NIPS 2018
Sun Dec 2nd through Sat the 8th, 2018 at Palais des Congrès de Montréal
Reviewer 1
The paper proposes an entropy estimate for Markov chains by reduction to optimal entropy estimation for i.i.d samples. Sample complexity analysis is provided for different mixing scenarios with a minimax rate established for a particular rate. The estimator is used to assess the capacity of language models. This is a very clear and well-written paper. I appreciate the efforts done by the authors to summarize the results. My main question, however, is regarding the experiments. Can the authors comment on the confidence of the entropy estimate given the large size of the alphabet? This is crucial to justify its use for the suggested application. Also, could the authors include the empirical entropy estimates? ============================================================= UPDATE: I thank the authors for the their response. I believe the empirical entropy results setrengthen the paper and I recommend including them in the final version.
Reviewer 2
This paper studies estimation of the Shanon entropy for discrete Markov chains on finite state space of cardinal S, which sufficiently mix. The authors first give two kind of estimators for the Shanon entropy which are consistent in the asymptotic S \to \infty. Then they provide positive lower bound on the bias of the first one if the number of samples is of order S^2, and a minimax result for the second estimator. In a last section, the authors give some applications of their result to language modeling.
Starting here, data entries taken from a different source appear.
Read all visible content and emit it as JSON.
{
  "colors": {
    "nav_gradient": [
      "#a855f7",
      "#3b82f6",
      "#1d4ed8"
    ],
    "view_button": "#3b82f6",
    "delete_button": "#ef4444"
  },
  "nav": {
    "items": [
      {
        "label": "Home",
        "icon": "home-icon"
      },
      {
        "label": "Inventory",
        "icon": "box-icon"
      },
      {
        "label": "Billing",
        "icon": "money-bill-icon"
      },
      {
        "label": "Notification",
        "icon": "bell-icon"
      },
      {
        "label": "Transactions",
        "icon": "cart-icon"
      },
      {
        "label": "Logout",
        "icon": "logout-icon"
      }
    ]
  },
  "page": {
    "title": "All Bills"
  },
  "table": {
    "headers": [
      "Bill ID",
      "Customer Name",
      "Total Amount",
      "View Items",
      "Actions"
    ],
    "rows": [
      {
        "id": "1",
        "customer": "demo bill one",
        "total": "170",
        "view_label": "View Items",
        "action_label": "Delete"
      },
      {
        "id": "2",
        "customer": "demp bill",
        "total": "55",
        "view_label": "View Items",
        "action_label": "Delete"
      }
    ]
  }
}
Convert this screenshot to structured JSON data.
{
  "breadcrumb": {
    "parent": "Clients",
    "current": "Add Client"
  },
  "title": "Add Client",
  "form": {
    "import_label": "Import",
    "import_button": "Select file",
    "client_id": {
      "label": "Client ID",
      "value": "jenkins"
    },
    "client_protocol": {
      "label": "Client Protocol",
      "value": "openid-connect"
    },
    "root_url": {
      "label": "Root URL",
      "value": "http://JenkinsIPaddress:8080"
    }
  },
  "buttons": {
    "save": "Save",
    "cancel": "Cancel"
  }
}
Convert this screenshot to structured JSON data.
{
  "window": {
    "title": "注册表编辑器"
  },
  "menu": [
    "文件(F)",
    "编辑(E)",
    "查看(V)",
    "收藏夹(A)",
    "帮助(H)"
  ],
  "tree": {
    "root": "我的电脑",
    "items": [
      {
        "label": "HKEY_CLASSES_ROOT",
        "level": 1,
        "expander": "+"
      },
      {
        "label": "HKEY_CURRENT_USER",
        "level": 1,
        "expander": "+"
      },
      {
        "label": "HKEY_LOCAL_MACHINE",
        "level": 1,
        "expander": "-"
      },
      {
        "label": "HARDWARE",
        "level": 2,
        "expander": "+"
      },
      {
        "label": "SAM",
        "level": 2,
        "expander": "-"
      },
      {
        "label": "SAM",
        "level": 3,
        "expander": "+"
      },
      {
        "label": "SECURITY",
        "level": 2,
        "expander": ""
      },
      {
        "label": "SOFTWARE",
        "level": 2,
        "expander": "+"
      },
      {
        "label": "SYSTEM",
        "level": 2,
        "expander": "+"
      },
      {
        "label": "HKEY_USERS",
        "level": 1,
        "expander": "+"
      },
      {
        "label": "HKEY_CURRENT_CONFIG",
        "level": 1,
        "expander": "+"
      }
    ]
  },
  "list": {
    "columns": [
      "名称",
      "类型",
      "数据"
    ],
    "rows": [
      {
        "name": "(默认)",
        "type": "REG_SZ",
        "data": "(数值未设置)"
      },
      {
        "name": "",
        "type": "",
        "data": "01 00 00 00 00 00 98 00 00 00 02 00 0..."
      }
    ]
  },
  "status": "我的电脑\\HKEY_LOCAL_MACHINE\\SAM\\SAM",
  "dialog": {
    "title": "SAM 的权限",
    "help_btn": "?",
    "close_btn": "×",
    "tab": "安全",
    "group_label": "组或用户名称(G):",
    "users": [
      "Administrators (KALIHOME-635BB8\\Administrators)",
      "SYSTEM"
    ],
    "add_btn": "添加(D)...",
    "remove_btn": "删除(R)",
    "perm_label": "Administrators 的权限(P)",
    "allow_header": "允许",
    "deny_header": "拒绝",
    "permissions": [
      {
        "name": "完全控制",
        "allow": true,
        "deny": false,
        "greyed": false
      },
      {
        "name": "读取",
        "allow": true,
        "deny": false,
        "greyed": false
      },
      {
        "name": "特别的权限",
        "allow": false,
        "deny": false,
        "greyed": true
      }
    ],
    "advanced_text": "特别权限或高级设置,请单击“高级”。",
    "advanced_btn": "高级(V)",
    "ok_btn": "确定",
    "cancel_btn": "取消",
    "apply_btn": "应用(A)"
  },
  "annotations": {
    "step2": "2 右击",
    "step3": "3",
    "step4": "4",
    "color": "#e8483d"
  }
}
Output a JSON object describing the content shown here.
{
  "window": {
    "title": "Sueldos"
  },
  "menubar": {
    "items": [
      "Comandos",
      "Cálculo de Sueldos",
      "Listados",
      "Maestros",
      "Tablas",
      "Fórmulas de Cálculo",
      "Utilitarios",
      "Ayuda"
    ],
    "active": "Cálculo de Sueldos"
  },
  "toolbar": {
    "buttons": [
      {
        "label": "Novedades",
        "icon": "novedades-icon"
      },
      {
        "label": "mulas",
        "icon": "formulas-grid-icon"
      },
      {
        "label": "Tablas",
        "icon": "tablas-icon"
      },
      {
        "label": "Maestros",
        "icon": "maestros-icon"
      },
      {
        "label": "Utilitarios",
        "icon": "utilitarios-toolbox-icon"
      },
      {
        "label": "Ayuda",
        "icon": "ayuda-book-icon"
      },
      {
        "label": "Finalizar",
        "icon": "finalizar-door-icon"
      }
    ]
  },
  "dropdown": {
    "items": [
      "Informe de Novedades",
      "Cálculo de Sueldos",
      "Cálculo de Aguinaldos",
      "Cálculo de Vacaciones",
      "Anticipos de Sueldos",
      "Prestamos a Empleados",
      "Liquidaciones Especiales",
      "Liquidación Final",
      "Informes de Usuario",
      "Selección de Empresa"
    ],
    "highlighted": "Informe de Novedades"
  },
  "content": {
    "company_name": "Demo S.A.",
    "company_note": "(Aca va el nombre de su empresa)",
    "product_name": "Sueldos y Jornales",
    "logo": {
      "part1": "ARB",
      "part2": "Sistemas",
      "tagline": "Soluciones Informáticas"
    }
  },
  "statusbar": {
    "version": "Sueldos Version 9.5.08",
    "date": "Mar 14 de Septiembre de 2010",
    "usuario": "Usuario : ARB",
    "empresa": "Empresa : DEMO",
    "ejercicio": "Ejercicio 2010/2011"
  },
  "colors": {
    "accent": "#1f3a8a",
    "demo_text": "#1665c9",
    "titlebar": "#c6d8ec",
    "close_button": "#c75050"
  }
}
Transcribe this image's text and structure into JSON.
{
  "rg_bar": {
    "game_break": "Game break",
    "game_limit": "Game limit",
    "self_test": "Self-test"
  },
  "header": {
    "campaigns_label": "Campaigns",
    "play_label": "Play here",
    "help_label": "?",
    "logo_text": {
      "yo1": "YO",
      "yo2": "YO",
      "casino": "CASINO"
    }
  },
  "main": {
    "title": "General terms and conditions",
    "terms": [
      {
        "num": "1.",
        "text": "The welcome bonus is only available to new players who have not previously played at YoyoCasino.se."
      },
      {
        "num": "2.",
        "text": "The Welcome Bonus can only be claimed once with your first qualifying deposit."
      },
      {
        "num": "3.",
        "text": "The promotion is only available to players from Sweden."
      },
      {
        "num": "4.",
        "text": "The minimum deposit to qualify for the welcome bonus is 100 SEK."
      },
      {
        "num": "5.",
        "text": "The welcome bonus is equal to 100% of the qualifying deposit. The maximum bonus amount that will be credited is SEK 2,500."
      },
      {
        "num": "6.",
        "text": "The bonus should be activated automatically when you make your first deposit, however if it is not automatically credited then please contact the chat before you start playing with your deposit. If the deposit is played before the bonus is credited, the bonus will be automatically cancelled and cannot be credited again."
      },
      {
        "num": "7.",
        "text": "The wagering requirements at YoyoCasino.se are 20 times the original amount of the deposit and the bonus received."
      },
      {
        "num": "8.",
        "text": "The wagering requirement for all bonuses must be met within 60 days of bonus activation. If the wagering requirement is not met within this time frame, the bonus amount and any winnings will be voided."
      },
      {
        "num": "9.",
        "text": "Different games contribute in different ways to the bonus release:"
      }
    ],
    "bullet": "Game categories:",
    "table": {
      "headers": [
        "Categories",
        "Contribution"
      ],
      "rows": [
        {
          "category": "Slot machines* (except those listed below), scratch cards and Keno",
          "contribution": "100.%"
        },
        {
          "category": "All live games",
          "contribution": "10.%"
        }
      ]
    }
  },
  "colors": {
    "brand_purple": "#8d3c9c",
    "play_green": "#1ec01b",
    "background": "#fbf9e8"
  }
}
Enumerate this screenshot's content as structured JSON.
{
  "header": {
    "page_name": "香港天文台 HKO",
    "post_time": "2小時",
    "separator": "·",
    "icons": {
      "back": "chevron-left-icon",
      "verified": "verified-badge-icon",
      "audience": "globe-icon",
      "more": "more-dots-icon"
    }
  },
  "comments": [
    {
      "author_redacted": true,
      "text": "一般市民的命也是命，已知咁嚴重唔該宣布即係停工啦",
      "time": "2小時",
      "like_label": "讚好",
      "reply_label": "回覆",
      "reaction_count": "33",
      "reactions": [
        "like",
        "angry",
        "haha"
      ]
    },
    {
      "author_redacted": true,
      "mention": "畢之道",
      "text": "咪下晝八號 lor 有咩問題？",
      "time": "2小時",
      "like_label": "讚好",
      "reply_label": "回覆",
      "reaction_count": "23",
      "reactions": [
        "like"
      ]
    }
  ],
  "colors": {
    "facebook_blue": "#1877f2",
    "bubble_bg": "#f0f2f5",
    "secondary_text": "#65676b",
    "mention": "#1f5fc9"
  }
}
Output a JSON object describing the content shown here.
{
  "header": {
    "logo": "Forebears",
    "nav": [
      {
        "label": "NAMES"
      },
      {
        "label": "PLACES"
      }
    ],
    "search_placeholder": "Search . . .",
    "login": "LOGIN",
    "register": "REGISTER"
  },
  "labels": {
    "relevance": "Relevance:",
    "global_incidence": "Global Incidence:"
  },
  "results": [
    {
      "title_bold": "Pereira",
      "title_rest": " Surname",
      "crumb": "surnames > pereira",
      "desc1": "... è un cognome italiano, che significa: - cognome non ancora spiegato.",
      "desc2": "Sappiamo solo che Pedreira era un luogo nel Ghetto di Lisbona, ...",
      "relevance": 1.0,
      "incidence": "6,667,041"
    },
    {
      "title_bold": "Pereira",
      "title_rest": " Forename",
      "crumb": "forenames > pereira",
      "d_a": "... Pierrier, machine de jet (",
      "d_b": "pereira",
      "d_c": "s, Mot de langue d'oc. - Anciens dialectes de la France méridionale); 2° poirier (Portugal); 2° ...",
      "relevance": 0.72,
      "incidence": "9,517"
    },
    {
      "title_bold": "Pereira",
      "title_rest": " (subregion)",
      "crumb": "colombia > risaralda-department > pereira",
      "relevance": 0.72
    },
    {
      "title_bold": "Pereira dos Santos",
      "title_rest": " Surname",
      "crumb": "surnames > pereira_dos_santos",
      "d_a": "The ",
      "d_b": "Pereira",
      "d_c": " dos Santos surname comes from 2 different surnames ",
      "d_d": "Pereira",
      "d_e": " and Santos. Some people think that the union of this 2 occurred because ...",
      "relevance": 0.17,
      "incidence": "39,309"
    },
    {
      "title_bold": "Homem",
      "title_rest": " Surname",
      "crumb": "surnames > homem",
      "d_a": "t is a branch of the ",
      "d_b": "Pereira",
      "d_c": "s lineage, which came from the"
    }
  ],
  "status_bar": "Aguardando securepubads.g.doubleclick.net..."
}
More specifically, they estimate entropy rate of English based on two datasets to be able to discuss on efficacy of existing models. Overall, I think it is a very nice contribution, well written. Authors' comments on their result are good. Finally, the numerical application of their results is interesting. The only suggestion I could make is that the author could illustrate their theoretical results by some numerical experiments.
Reviewer 3
The paper proposes a new way to estimate entropy from Markov Chain samples and provides an analysis of how many samples are enough for consistent estimation. I can’t say that I understand the paper well enough to do a good judgement, but the results seem interesting and useful, and I like the example experiment. Can you please shed some light on why it could be the case that your theory suggests that PTB should be easier than 1BW, but in practice opposite holds true (Fig 1)?